In 2012, the EPA rolled out a slow-moving mandate phasing in the use of R1234yf. The benefit of R1234yf is simple. The new refrigerant lasts only 11 days in the atmosphere compared to 13 years for R134a. This is the reason why the EPA is requiring R1234yf to be installed in all new systems by next model year.
At the same time, the EPA introduced a credit system that rated vehicles on their global-warming potential (GWP). If an automaker made an early transition to R1234yf, they received a credit that would offset the corporate average fuel economy (CAFE).
One of the early adopters of R1234yf was Chrysler, going all the way back to the 2014 model year. The credits were used to make vehicles such as the Dodge Demon and Jeep Trackhawk fit into the overall CAFE numbers.
So, what does this mean for the distribution chain? It’s difficult to estimate how many vehicles already have R1234yf due to the phasing-in process over the past 10 years – some estimate it’s more than 50 million vehicles. But, almost all 2022 vehicles and newer will have R1234yf. It’s not a question of if, but when, a shop or parts store will have to deal with this refrigerant. While working on R1234yf systems isn’t that different from the R134a variety in operation or theory, identifying the refrigerant and recharging the system has some new twists.
R1234yf is available in 8-ounce cans and does not require an EPA J609 license to purchase. If a shop is purchasing a 10-pound cylinder, it will need an EPA 609 certification. The cost of an 8-ounce can be in excess of $40 and a 10-pound can cost between $700 to $800 retail. Prices were predicted to decrease as demand increased, but that has yet to happen.
To handle R1234yf, a shop will need a new recycle and recovery machine. The new machines are able to do two things some older machines could not, according to SAE J2843. First, new machines can detect the type of refrigerant that’s in the system and if it’s a blend. This is very important because of the price of R1234yf.
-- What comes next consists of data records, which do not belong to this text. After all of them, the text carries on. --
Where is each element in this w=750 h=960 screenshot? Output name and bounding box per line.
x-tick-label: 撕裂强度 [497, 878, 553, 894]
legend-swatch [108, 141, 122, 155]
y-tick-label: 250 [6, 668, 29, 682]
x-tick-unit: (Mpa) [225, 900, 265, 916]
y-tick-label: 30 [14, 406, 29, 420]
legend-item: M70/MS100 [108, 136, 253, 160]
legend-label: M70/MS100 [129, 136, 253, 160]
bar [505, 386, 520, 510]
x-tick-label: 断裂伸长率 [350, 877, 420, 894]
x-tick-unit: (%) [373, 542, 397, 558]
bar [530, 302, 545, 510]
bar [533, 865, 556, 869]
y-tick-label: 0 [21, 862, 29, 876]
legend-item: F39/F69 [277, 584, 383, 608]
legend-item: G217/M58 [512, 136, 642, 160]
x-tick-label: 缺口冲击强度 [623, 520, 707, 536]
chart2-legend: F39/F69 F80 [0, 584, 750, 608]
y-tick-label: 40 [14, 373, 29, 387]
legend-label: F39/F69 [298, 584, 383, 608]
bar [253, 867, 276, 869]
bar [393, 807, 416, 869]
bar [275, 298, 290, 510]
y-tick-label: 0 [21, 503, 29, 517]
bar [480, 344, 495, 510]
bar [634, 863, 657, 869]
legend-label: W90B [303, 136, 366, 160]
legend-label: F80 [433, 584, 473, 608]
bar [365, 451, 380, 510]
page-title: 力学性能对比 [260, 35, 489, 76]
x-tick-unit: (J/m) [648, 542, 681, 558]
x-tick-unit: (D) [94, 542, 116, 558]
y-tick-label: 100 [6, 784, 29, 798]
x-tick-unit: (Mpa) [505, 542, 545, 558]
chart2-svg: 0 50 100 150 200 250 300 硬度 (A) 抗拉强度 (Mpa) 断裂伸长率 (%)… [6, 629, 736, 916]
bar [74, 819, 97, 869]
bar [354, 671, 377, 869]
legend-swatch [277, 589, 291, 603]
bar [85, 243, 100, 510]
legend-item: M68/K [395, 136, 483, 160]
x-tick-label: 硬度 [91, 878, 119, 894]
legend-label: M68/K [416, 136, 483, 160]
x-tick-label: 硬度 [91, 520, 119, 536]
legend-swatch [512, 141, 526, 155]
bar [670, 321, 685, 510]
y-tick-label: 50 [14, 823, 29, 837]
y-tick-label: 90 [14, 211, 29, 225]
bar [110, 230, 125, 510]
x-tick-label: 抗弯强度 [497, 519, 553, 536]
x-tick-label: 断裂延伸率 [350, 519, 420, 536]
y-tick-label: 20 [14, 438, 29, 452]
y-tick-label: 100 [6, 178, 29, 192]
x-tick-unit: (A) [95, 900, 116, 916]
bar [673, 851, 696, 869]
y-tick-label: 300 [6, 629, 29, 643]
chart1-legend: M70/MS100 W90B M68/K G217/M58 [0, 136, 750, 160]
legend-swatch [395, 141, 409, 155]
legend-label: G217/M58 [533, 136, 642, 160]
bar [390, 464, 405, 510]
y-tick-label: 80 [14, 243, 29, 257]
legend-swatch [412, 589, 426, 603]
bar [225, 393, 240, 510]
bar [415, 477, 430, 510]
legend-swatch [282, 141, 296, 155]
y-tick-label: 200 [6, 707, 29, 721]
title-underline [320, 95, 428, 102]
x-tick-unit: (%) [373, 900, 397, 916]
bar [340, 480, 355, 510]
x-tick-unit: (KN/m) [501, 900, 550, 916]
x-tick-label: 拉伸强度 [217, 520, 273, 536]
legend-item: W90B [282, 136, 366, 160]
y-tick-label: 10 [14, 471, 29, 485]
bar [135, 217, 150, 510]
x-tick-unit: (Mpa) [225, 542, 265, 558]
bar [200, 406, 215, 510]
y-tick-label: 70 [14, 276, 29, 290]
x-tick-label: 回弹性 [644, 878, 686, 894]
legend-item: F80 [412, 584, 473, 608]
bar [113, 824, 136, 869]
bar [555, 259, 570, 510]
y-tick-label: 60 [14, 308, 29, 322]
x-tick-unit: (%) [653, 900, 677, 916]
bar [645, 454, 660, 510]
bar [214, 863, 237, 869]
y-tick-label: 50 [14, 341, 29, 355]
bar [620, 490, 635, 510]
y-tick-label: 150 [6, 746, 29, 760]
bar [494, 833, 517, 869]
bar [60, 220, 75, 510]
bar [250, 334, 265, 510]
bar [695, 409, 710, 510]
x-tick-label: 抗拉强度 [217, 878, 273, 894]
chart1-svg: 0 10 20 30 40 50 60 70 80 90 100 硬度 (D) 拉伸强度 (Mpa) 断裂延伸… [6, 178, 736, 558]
Second, new machines can test the integrity of a system without wasting refrigerant.
If a shop is holding out on purchasing an R1234yf recycle/recovery machine, remind them that a machine can save money by not wasting refrigerant during system diagnostics and leak checks.
Technicians are being encouraged to recertify under the EPA 609 Technician Training Certification Program. This training standard has been updated with new information to ensure technicians understand the handling and servicing of the new R1234yf refrigerant.
What’s happening with the EPA credits some automakers gained with R1234yf? The program has been extended, but EV credits will be used to make 800-hp Mustangs, Challengers and Corvettes possible.